Very ambitious project! If you manage to do even half of it, it's
already great and doubtless useful to both new and experienced Schemers.
Please note that some people have already written fairly involved macro
tutorials. It may even be possible to get permission to incorporate them
into your mega-document.
We should probably collect all of them in one place. Here are some:
A Scheme Syntax-Rules Primer (2008)
<http://www.willdonnelly.net/blog/scheme-syntax-rules/>
Advanced Scheme: Some Naughty Bits (2003-2004)
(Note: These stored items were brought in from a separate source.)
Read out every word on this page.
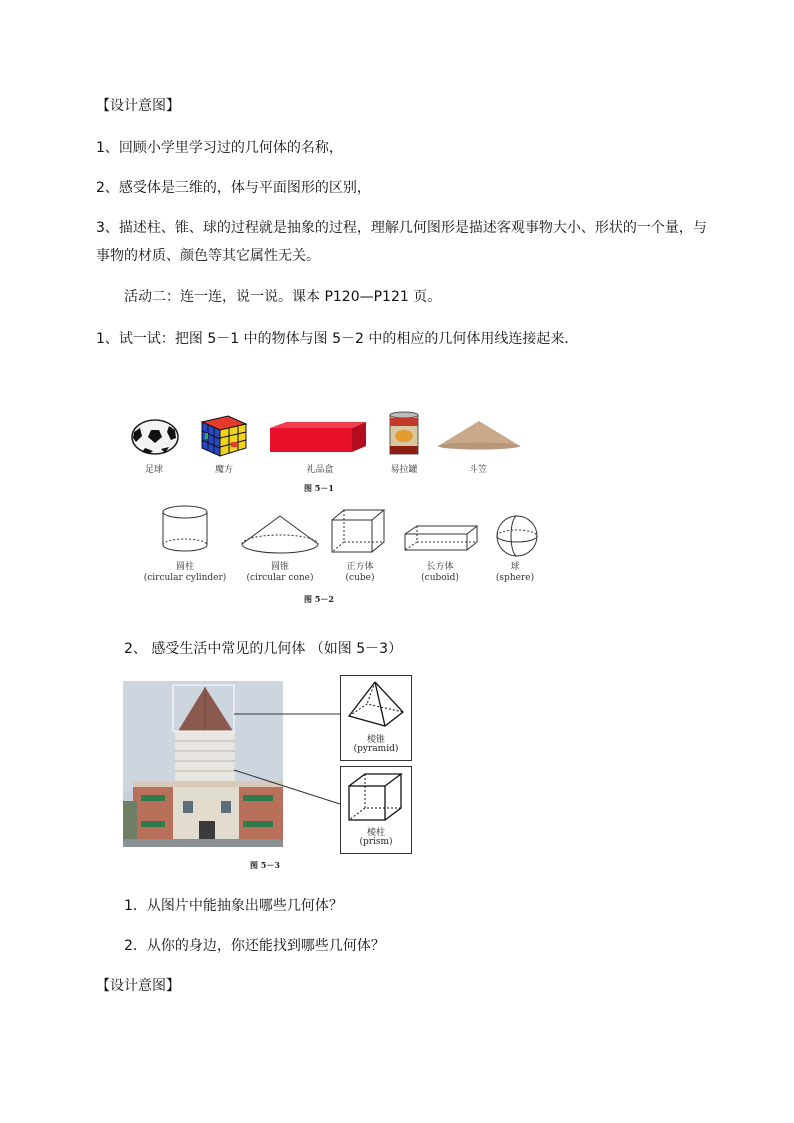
【设计意图】
1、回顾小学里学习过的几何体的名称，
2、感受体是三维的，体与平面图形的区别，
3、描述柱、锥、球的过程就是抽象的过程，理解几何图形是描述客观事物大小、形状的一个量，与
事物的材质、颜色等其它属性无关。
活动二：连一连，说一说。课本 P120—P121 页。
1、试一试：把图 5－1 中的物体与图 5－2 中的相应的几何体用线连接起来．
足球	魔方	礼品盒	易拉罐	斗笠
图 5－1
圆柱
(circular cylinder)
圆锥
(circular cone)
正方体
(cube)
长方体
(cuboid)
球
(sphere)
图 5－2
2、 感受生活中常见的几何体 （如图 5－3）
棱锥
(pyramid)
棱柱
(prism)
图 5－3
1．从图片中能抽象出哪些几何体？
2．从你的身边，你还能找到哪些几何体？
【设计意图】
<https://people.csail.mit.edu/jhbrown/scheme/>
Let Over Lambda macro chapter
<https://letoverlambda.com/index.cl/guest/chap3.html>
Of course, for advanced macros in general, the book "On Lisp":
<http://www.paulgraham.com/onlisptext.html>
Oleg's stuff is always awesome:
<http://okmij.org/ftp/Scheme/macros.html>
An Advanced Syntax-Rules Primer for the Mildly Insane
<https://groups.google.com/forum/#!msg/comp.lang.scheme/hsM4g33joCA/GbZ1F-HGbOsJ>
> Here's the hypothetical table of contents:
LGTM.
> ** Homoiconicity
Some people think Lisp shouldn't be called homoiconic
<https://www.expressionsofchange.org/dont-say-homoiconic/>. Hacker News
discussion: <https://news.ycombinator.com/item?id=20657798>. I don't
understand their argument, but if you're writing an educational guide,
it's probably worth being precise about terminology.
> * Legacy macros
> ** Textual substitution
> ** fexprs
> ** define-macro
As Arthur said, some people still favor define-macro so it's not
necessarily legacy :) I don't know enough to comment about the other two.
> * Plus ultra
> ** State machines
> ** Continuation passing style
Would these be about macros in particular, or about call/cc tricks that
just go well with the topic? I think some of the above links also touch
upon this ground.
CPS would be good to discuss in a guide about Scheme compilation
strategies (either instead of, or in addition to the macro guide).
Good luck. Big projects take a ton of energy :) Please don't hesitate to
ask us for help or feedback if you need it.